Yeah but you just know it's going to get used for movies :-).
Playing the cynic for a minute, likely to be 10gb for the movie and 480Gb for all the security encryption designed to make it impossible to copy...
Or is that paranoia?
..can we keep this quiet for a while? I'm in the middle of trying to flog ebuyer.com a 1.44mb floppy disk here......
If we are speculating future use - what amount of data would a 3d holographic movie need?
Who would want 500 GB discs?
And who would want more than 512 kilobytes of RAM ?
Back in the 1980s, the answer was nobody, but today it is quite hard to run a Windows machine on less than 512 megabytes of RAM.
So the question "Who would want 500 GB discs?" is averagely-valid today. I have a personal backup space of no less than 76 DVDs, which amounts to close to 330GB total. I'd welcome the opportunity to have it all on one disc, and I'd be even happier to have a second backup copy. But that is a matter of personal convenience.
On the other hand, the IT industry evolution points strongly upwards in every single domain. Storage space is expanding every year, and its cost is plummeting. CPU power has doubled for decades now, and pure horsepower is set to continue to multiply furiously - albeit with a catch on how efficiently it will be used by compilers due to multithreading constraints. RAM has grown in availability and accessibility every year without fail.
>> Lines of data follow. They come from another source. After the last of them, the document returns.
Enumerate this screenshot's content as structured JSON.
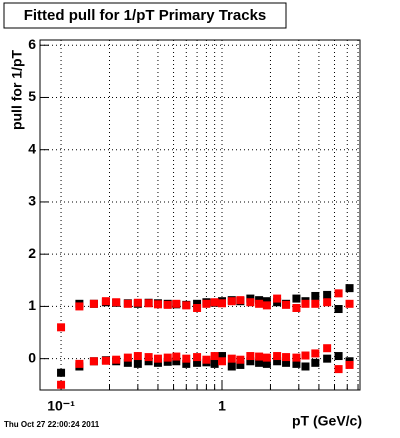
{
  "chart_data": {
    "type": "scatter",
    "title": "Fitted pull for 1/pT  Primary Tracks",
    "x_label": "pT (GeV/c)",
    "y_label": "pull for 1/pT",
    "timestamp": "Thu Oct 27 22:00:24 2011",
    "x_log": true,
    "grid": true,
    "xlim": [
      0.074,
      7.2
    ],
    "ylim": [
      -0.6,
      6.1
    ],
    "xticks": [
      {
        "value": 0.1,
        "label": "10⁻¹"
      },
      {
        "value": 1,
        "label": "1"
      }
    ],
    "xminorticks": [
      0.2,
      0.3,
      0.4,
      0.5,
      0.6,
      0.7,
      0.8,
      0.9,
      2,
      3,
      4,
      5,
      6,
      7
    ],
    "yticks": [
      0,
      1,
      2,
      3,
      4,
      5,
      6
    ],
    "x": [
      0.1,
      0.13,
      0.16,
      0.19,
      0.22,
      0.26,
      0.3,
      0.35,
      0.4,
      0.46,
      0.52,
      0.6,
      0.7,
      0.8,
      0.9,
      1.0,
      1.15,
      1.3,
      1.5,
      1.7,
      1.9,
      2.2,
      2.5,
      2.9,
      3.3,
      3.8,
      4.5,
      5.3,
      6.2
    ],
    "series": [
      {
        "color": "#000000",
        "values": [
          null,
          1.05,
          1.05,
          1.08,
          1.07,
          1.06,
          1.05,
          1.07,
          1.06,
          1.05,
          1.04,
          1.03,
          1.05,
          1.08,
          1.07,
          1.1,
          1.12,
          1.1,
          1.15,
          1.12,
          1.1,
          1.08,
          1.05,
          1.15,
          1.1,
          1.2,
          1.22,
          0.95,
          1.35
        ]
      },
      {
        "color": "#000000",
        "values": [
          -0.27,
          -0.15,
          -0.05,
          -0.03,
          -0.05,
          -0.08,
          -0.1,
          -0.05,
          -0.08,
          -0.06,
          -0.05,
          -0.1,
          -0.08,
          -0.07,
          -0.1,
          0.05,
          -0.15,
          -0.12,
          -0.05,
          -0.08,
          -0.1,
          -0.05,
          -0.08,
          -0.1,
          -0.15,
          -0.08,
          0.0,
          0.05,
          -0.05
        ]
      },
      {
        "color": "#ff0000",
        "values": [
          0.6,
          1.0,
          1.05,
          1.1,
          1.08,
          1.05,
          1.07,
          1.06,
          1.04,
          1.03,
          1.05,
          1.02,
          0.97,
          1.05,
          1.08,
          1.06,
          1.1,
          1.12,
          1.08,
          1.05,
          1.02,
          1.15,
          1.03,
          0.97,
          1.05,
          1.05,
          1.08,
          1.25,
          1.05
        ]
      },
      {
        "color": "#ff0000",
        "values": [
          -0.5,
          -0.1,
          -0.05,
          -0.04,
          -0.02,
          0.02,
          0.05,
          0.03,
          0.0,
          0.02,
          0.04,
          0.0,
          0.03,
          -0.02,
          0.05,
          -0.05,
          0.0,
          -0.02,
          0.05,
          0.04,
          0.02,
          0.05,
          0.03,
          0.02,
          0.06,
          0.1,
          0.2,
          -0.2,
          -0.12
        ]
      }
    ]
  }
}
In other words, there is no domain in IT technology that is not on a fast track to more powerful and more abundant versions.
Thanks to that, the variety of data formats available to the common user has grown as well. First we had text, then we got graphics, then we got sound, now we have video. Soon we will get HD video. Who knows what we can have after that ?
Video is the most demanding application there is. Be it in storage space or computing power, editing video can bring any high-end machine close to a hernia even today. Do you know how much data a simple half-hour film can take ? For having edited a simple school project I can tell you : the raw data takes up 18GB, and that is in VHS-level quality. DVD-level quality would most probably quadruple that, but I don't know that for sure.
In any case, never knock the next generation of anything IT-related. There will come a point when we will have a need for it.
Well, except in the sound arena. It's time to stop the nonsense. 7.1 Surround ? I only have two ears, guys, knock it off.
I'm worried, 500 Gbs on a small disc! What's to stop it falling off the edge? Are they going to put a fence round it? It's the same problem with people you know if they keep breeding at the same rate soon the ones on the outside are going to fall off the edge of the earth.